A logistics ratio-optimised inventory routing problem with lateral transhipment using mixed-integer robust fractional programming
研究了单周期多产品库存路径问题,以物流成本与产品价值之比为优化目标,提出鲁棒分数规划模型,帮助管理者在需求不确定时选择最优库存管理策略。
This study addresses a single-period multi-product inventory routing problem (IRP) considering reactive lateral transhipment with the optimisation objective of logistics ratio, defined as logistics cost per unit of product value. The problem is modelled in two stages: in the first stage, the distribution is planned based on imperfect forecasted demand. In the second stage, actual demand is revealed, and reactive lateral transhipment is executed based on first-stage decisions. We develop a basic fractional programming (BFP) model with deterministic demand for both stages. Considering demand uncertainty, we extend a robust fractional programming (RFP) model and a two-stage robust fractional programming (TSRFP) model for first-stage IRP and propose structural uncertainty sets.
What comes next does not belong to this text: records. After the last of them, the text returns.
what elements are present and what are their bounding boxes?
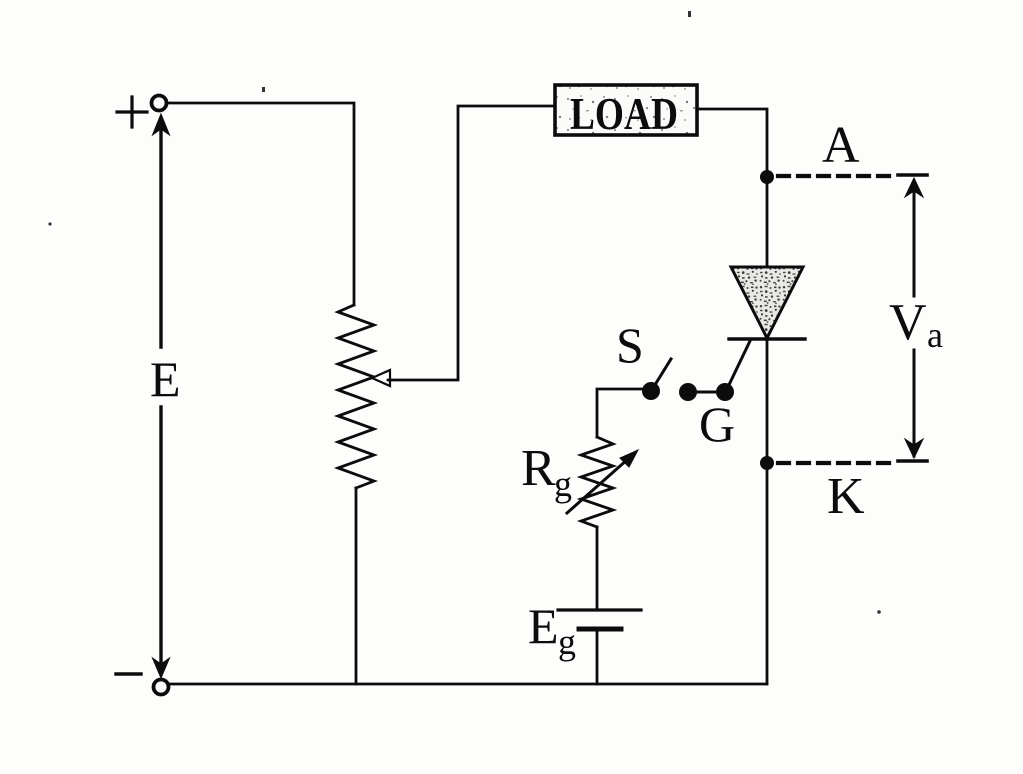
switch S contact dot xyxy=(642,382,660,400)
svg-text:V: V xyxy=(889,294,927,351)
Rg variable arrow xyxy=(567,450,638,513)
plus sign label xyxy=(117,97,147,127)
wire: LOAD to SCR anode line xyxy=(699,109,767,268)
SCR cathode bar xyxy=(729,337,805,340)
svg-text:G: G xyxy=(699,396,735,452)
svg-text:A: A xyxy=(822,117,860,174)
stray scan marks xyxy=(48,222,51,225)
wire: potentiometer bottom to bottom bus xyxy=(355,488,358,684)
wire: battery to bottom bus xyxy=(596,631,599,684)
svg-text:E: E xyxy=(150,351,181,407)
potentiometer R (zigzag) xyxy=(338,305,374,488)
SCR U1 (thyristor triangle, stippled) xyxy=(731,267,803,338)
svg-text:a: a xyxy=(927,315,943,355)
wire: switch to Rg xyxy=(597,389,650,437)
Va measurement arrow xyxy=(898,175,927,461)
terminal - (open circle, bottom-left) xyxy=(154,680,169,695)
SCR cathode line down to bus xyxy=(766,339,769,684)
svg-text:g: g xyxy=(554,464,572,504)
svg-text:E: E xyxy=(528,598,559,654)
svg-text:K: K xyxy=(827,468,865,525)
node A (junction dot) xyxy=(760,170,774,184)
battery Eg positive plate xyxy=(558,608,641,611)
svg-text:g: g xyxy=(558,622,576,662)
wire: + terminal to potentiometer top xyxy=(167,103,354,305)
dashed lead from K to Va arrow xyxy=(778,461,898,465)
gate terminal dot xyxy=(716,383,734,401)
minus sign label xyxy=(116,672,141,675)
switch S lever xyxy=(653,359,671,388)
wire: Rg to battery xyxy=(596,527,599,609)
source E arrow (double-headed vertical arrow) xyxy=(153,114,170,678)
gate wire dot xyxy=(679,383,697,401)
resistor Rg (zigzag) xyxy=(581,437,613,527)
node K (junction dot) xyxy=(760,456,774,470)
svg-text:R: R xyxy=(521,440,556,497)
potentiometer wiper arrow xyxy=(372,370,390,386)
svg-text:LOAD: LOAD xyxy=(570,89,678,139)
svg-text:S: S xyxy=(616,317,644,373)
gate lead from SCR xyxy=(727,341,750,389)
battery Eg negative plate xyxy=(579,627,621,632)
dashed lead from A to Va arrow xyxy=(778,174,898,178)
terminal + (open circle, top-left) xyxy=(152,96,167,111)
wire: wiper to LOAD xyxy=(388,106,554,380)
LOAD box xyxy=(555,85,697,135)
bottom bus wire xyxy=(168,683,767,686)
wire between gate dots xyxy=(688,391,725,394)
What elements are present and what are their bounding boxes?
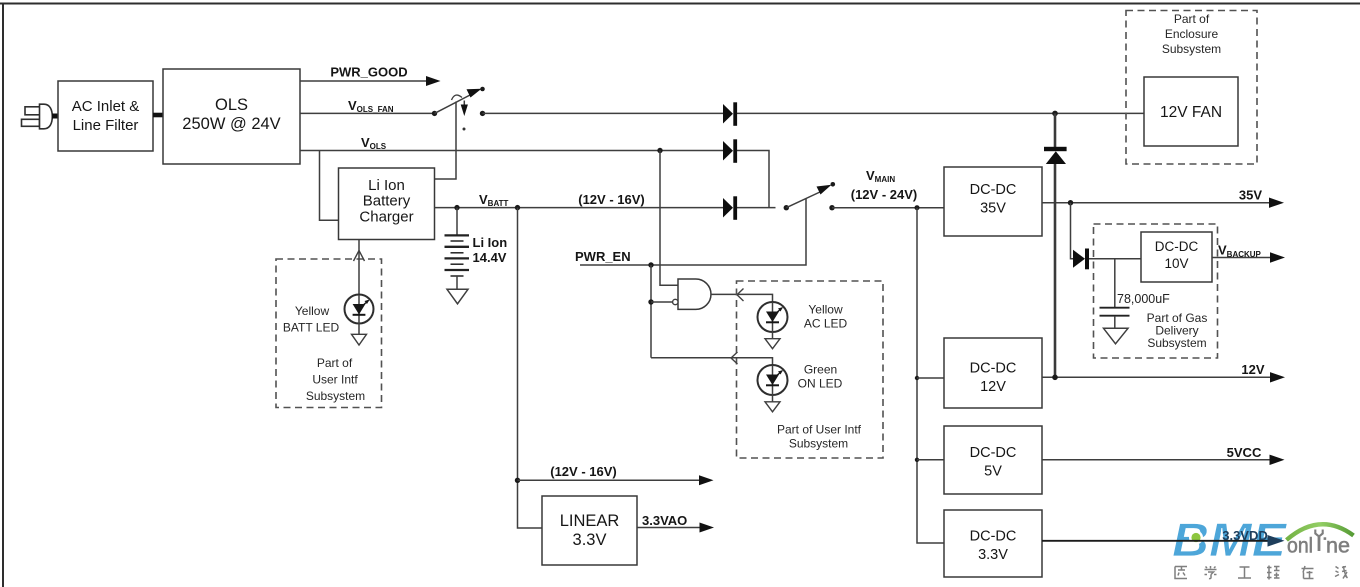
svg-text:PWR_GOOD: PWR_GOOD bbox=[330, 65, 407, 80]
switch S2 pivot node bbox=[784, 205, 789, 210]
node gate input 2 tap bbox=[648, 299, 653, 304]
inverter bubble on gate input 2 bbox=[673, 299, 678, 304]
svg-text:5VCC: 5VCC bbox=[1227, 445, 1262, 460]
svg-text:Charger: Charger bbox=[359, 209, 413, 226]
svg-text:14.4V: 14.4V bbox=[473, 250, 507, 265]
wire to gate input 2 bbox=[651, 301, 673, 303]
switch S1 blade bbox=[435, 95, 472, 114]
dashed box AC/ON LED Part of User Intf Subsystem bbox=[737, 281, 884, 458]
ground below battery bbox=[447, 289, 468, 304]
wire battery to ground bbox=[456, 276, 458, 289]
svg-text:(12V - 16V): (12V - 16V) bbox=[578, 192, 644, 207]
svg-text:LINEAR: LINEAR bbox=[560, 512, 620, 530]
svg-text:12V FAN: 12V FAN bbox=[1160, 104, 1222, 121]
wire charger to BATT LED bbox=[358, 240, 360, 295]
svg-text:35V: 35V bbox=[1239, 188, 1262, 203]
wire diode to DC-DC 10V bbox=[1089, 258, 1141, 260]
wire ON LED to ground bbox=[772, 395, 774, 402]
node PWR_EN tap bbox=[648, 262, 653, 267]
box DC-DC 5V bbox=[944, 426, 1042, 494]
box DC-DC 12V bbox=[944, 338, 1042, 408]
svg-text:3.3V: 3.3V bbox=[573, 531, 607, 549]
box AC Inlet & Line Filter bbox=[58, 81, 153, 151]
ground below ON LED bbox=[765, 402, 780, 412]
dashed box Yellow BATT LED / Part of User Intf Subsystem bbox=[276, 259, 382, 408]
node bus T bbox=[915, 205, 920, 210]
wire V_MAIN bbox=[832, 207, 944, 209]
direction arrow (down) at switch S1 bbox=[463, 101, 465, 106]
svg-text:PWR_EN: PWR_EN bbox=[575, 249, 631, 264]
svg-text:3.3VDD: 3.3VDD bbox=[1222, 528, 1268, 543]
battery BT1 Li Ion 14.4V bbox=[445, 208, 470, 276]
svg-text:AC Inlet &: AC Inlet & bbox=[72, 98, 140, 115]
svg-text:Part of: Part of bbox=[317, 356, 353, 370]
AC plug icon bbox=[22, 104, 53, 129]
svg-text:Subsystem: Subsystem bbox=[306, 389, 365, 403]
box 12V FAN bbox=[1144, 77, 1238, 146]
wire filter to OLS (thick) bbox=[153, 113, 163, 118]
speck node below arrow bbox=[463, 128, 466, 131]
svg-text:DC-DC: DC-DC bbox=[970, 445, 1017, 461]
svg-text:DC-DC: DC-DC bbox=[970, 361, 1017, 377]
svg-text:78,000uF: 78,000uF bbox=[1117, 292, 1170, 306]
wire gate output to Yellow AC LED bbox=[711, 294, 773, 302]
LED ON (green) bbox=[758, 365, 788, 395]
wire V_BATT down to LINEAR bbox=[518, 208, 543, 528]
wire 35V output bbox=[1042, 202, 1270, 204]
node bus 12V stub bbox=[915, 376, 919, 380]
diode D4 (vertical, to fan) bbox=[1044, 147, 1067, 164]
wire V_OLS to charger input bbox=[320, 151, 340, 221]
svg-text:10V: 10V bbox=[1164, 256, 1188, 271]
wire V_OLS bbox=[300, 151, 769, 208]
svg-text:Enclosure: Enclosure bbox=[1165, 27, 1219, 41]
node V_MAIN start bbox=[829, 205, 834, 210]
node bus 5V stub bbox=[915, 458, 919, 462]
node 35V backup tap bbox=[1068, 200, 1073, 205]
wire thick 12V-to-fan riser bbox=[1054, 113, 1057, 377]
wire 5VCC output bbox=[1042, 459, 1270, 461]
switch S2 blade bbox=[786, 192, 821, 208]
LED AC (yellow) bbox=[758, 302, 788, 332]
svg-text:Subsystem: Subsystem bbox=[789, 437, 848, 451]
chevron up into charger bbox=[354, 251, 365, 262]
svg-text:Subsystem: Subsystem bbox=[1147, 336, 1206, 350]
svg-text:12V: 12V bbox=[1241, 362, 1264, 377]
svg-text:User Intf: User Intf bbox=[312, 373, 358, 387]
wire AC LED to ground bbox=[772, 332, 774, 339]
wire 3.3VAO output bbox=[637, 527, 700, 529]
svg-text:DC-DC: DC-DC bbox=[970, 529, 1017, 545]
svg-text:250W @ 24V: 250W @ 24V bbox=[182, 115, 280, 133]
arrow PWR_GOOD bbox=[426, 76, 441, 86]
ground below capacitor bbox=[1104, 328, 1129, 344]
svg-text:Part of User Intf: Part of User Intf bbox=[777, 423, 862, 437]
node after switch S1 bbox=[480, 111, 485, 116]
svg-text:3.3VAO: 3.3VAO bbox=[642, 513, 687, 528]
wire stub to DC-DC 12V bbox=[917, 377, 944, 379]
box DC-DC 10V bbox=[1141, 232, 1212, 282]
svg-text:BATT LED: BATT LED bbox=[283, 321, 340, 335]
svg-text:12V: 12V bbox=[980, 379, 1006, 395]
node fan junction bbox=[1052, 111, 1058, 117]
chinese caption 医学工程在线 bbox=[1175, 566, 1348, 580]
node (12V-16V) branch bbox=[515, 478, 520, 483]
wire V_OLS_FAN to fan (through diode) bbox=[483, 112, 1145, 114]
wire PWR_EN bbox=[580, 199, 806, 266]
wire LED to ground bbox=[358, 324, 360, 335]
wire (12V - 16V) lower branch bbox=[518, 479, 701, 481]
LED BATT (yellow) bbox=[345, 295, 374, 324]
diode D3 bbox=[723, 196, 737, 220]
svg-text:Li Ion: Li Ion bbox=[368, 177, 405, 194]
svg-text:(12V - 16V): (12V - 16V) bbox=[550, 464, 616, 479]
dashed box Part of Enclosure Subsystem bbox=[1126, 11, 1257, 165]
wire stub to DC-DC 5V bbox=[917, 459, 944, 461]
capacitor C1 78,000uF bbox=[1100, 259, 1130, 328]
wire plug to line filter (thick cord) bbox=[52, 114, 59, 119]
diode D2 bbox=[723, 139, 737, 163]
svg-text:Battery: Battery bbox=[363, 193, 411, 210]
svg-text:AC LED: AC LED bbox=[804, 317, 848, 331]
svg-text:onl: onl bbox=[1287, 535, 1313, 558]
svg-text:Part of: Part of bbox=[1174, 12, 1210, 26]
svg-text:ne: ne bbox=[1326, 535, 1350, 558]
wire V_BATT bus bbox=[435, 207, 776, 209]
svg-text:3.3V: 3.3V bbox=[978, 547, 1008, 563]
ground below BATT LED bbox=[352, 334, 367, 345]
svg-text:Yellow: Yellow bbox=[808, 303, 843, 317]
svg-text:Green: Green bbox=[804, 363, 837, 377]
svg-text:DC-DC: DC-DC bbox=[1155, 239, 1199, 254]
wire 35V tap down to backup diode bbox=[1071, 203, 1074, 259]
box LINEAR 3.3V bbox=[542, 496, 637, 565]
switch S1 blade tip node bbox=[480, 87, 485, 92]
wire 12V output bbox=[1042, 376, 1271, 378]
wire blade to charger top input bbox=[434, 102, 456, 180]
diode D5 bbox=[1073, 249, 1089, 270]
wire V_BACKUP output bbox=[1212, 257, 1271, 259]
svg-text:35V: 35V bbox=[980, 201, 1006, 217]
wire PWR_EN branch to Green ON LED bbox=[651, 358, 773, 365]
box DC-DC 35V bbox=[944, 167, 1042, 236]
box Li Ion Battery Charger bbox=[339, 168, 435, 240]
switch S2 blade tip node bbox=[831, 182, 836, 187]
wire DC-DC input bus bbox=[917, 208, 944, 543]
wire V_OLS_FAN from OLS bbox=[300, 112, 434, 114]
ground below AC LED bbox=[765, 339, 780, 349]
node 12V fan tap bbox=[1052, 375, 1058, 381]
svg-text:Yellow: Yellow bbox=[295, 304, 330, 318]
wire V_OLS sense to AND gate input 1 bbox=[660, 151, 678, 286]
node LINEAR tap bbox=[515, 205, 520, 210]
curl tick where charger sense wire meets blade bbox=[452, 95, 463, 100]
svg-text:DC-DC: DC-DC bbox=[970, 182, 1017, 198]
chevron into subsystem (ON LED) bbox=[731, 352, 738, 364]
svg-text:5V: 5V bbox=[984, 464, 1002, 480]
svg-text:ON LED: ON LED bbox=[798, 377, 843, 391]
svg-text:OLS: OLS bbox=[215, 96, 248, 114]
diode D1 bbox=[723, 102, 737, 126]
svg-text:Subsystem: Subsystem bbox=[1162, 42, 1221, 56]
AND gate U1 bbox=[678, 279, 711, 309]
wire 3.3VDD output over logo bbox=[1042, 540, 1268, 542]
wire PWR_GOOD bbox=[300, 80, 427, 82]
svg-text:Li Ion: Li Ion bbox=[473, 235, 508, 250]
box OLS 250W @ 24V bbox=[163, 69, 300, 164]
node battery tap bbox=[454, 205, 459, 210]
switch S1 pivot node bbox=[432, 111, 437, 116]
svg-text:Line Filter: Line Filter bbox=[73, 117, 139, 134]
wire PWR_EN down to gate/LED bbox=[650, 265, 652, 358]
svg-text:(12V - 24V): (12V - 24V) bbox=[851, 187, 917, 202]
box DC-DC 3.3V bbox=[944, 510, 1042, 577]
node V_OLS sense tap bbox=[657, 148, 662, 153]
chevron into subsystem (AC LED) bbox=[737, 289, 744, 302]
dashed box Part of Gas Delivery Subsystem bbox=[1094, 224, 1218, 358]
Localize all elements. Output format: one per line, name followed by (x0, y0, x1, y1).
We apply Dinkelbach's algorithm and the robust counterpart transformation to tackle the RFP model. We employ the column and constraint generation algorithm to address the TSRFP model with Dinkelbach's algorithm. The results indicate that the proposed TSRFP is suits scenarios with high stockout penalties and at medium demand uncertainty levels. Managers can select between TSRFP, RFP, and BFP to optimise inventory management based on demand uncertainty and product attributes.